This reminds me of Shakespeare’s play Midsummer Night’s Dream and the way he addresses love: mortals are fools, people suffer from unbearable love, people revenge because of twisted love. It can become dark and cynic indeed. There is an element of rape there with Theseus and Oberon – a tough knot to solve for a modern director.

Sir Peter Hall once tried to solve the problem by choosing Dame Judi Dench as Titania, in 2010 when she was 65. An ageless Titania can lead the world against Oberon? In the Bridge Theater production, Titania is played by Gwendoline Christie, known from the Game of Thrones – but I know her from Cheek By Jowl where she got her early professional start.  She looks like a fairy in her paleness and chiseled features – a fairy who could grow to an Amazon ( as she also plays Hippolyta). Director Nick Hytner has transversed the Oberon/Titania plot so that it is Oberon who will sleep and frolic with Bottom, after plotting by Puck and Titania.

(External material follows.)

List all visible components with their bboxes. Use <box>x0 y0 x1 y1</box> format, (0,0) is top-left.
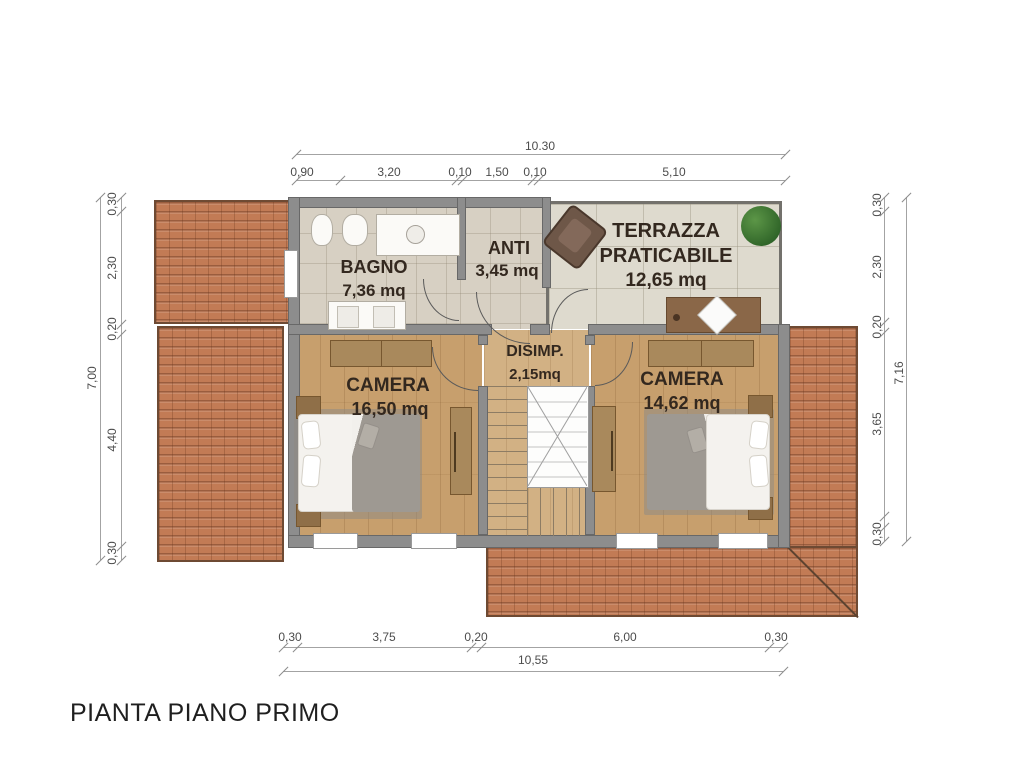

This turn of plot makes many an exhilarating scene, and Hammed Animashaun as Bottom relishes in the role, and has deserved Awards for this performance. The audience of the filmed performance now online was appreciative and delighted, to the point of being riotous. The groundlings for the “immersive” staging – audience partaking in the play at the round arena of the Bridge Theatre – were rolling swiftly and strongly to its disco like ending of taking hands in a circle.

I enjoyed the performance, even if it was a too much “pop” for me in its music. There was no melancholy or other-worldliness. I can also see that laughing so much at two men going to bed drugged could be embarrassing in the end – there is no room for spiritual awakening in this version.  Some critics have pointed to this direction – the performance takes all kinds of liberties and kisses to its stride.  One Bottom To Rule Them All – and it is easy to buy in to this feelgood, strong performance by Animashun. His vocal range is phenomenal, as are his movements. To the point of being a black caricature? That is why I needed some more solemn moments.

Oliver Chris played Bottom for Judi Dench’s Titania, but now he was Oberon: he has some of the flair of young Robert Hardy, and excellent timing.  I’ve seen two performances of Twelfth Night this year: in both of them Orsino kisses by accident Sebastian and not Viola. Oliver Chris’s Orsino was one of them. I think this gag is now a bit old. To become aware of True Oberon, a spiritual creature though he might as a fairy be – would be more satisfying. Seeing him adore Bottom was a whirlwind, and I don’t complain four laughing. Rude Mechanicals Play was full of modern gags, not at all stale.

I have myself been at The Bridge Theatre to see an arena-groundling-immersion version of Julius Caesar. Naturally, I was too shy to get a groundling ticket, so I can’t say how it is to be there. From the seats, it was as good a play as ever, and this time just to see and not to immerse felt fine, as well. Verse-speaking was eloquent and clear, and the swings and circus and trapezes gave a surreal atmosphere.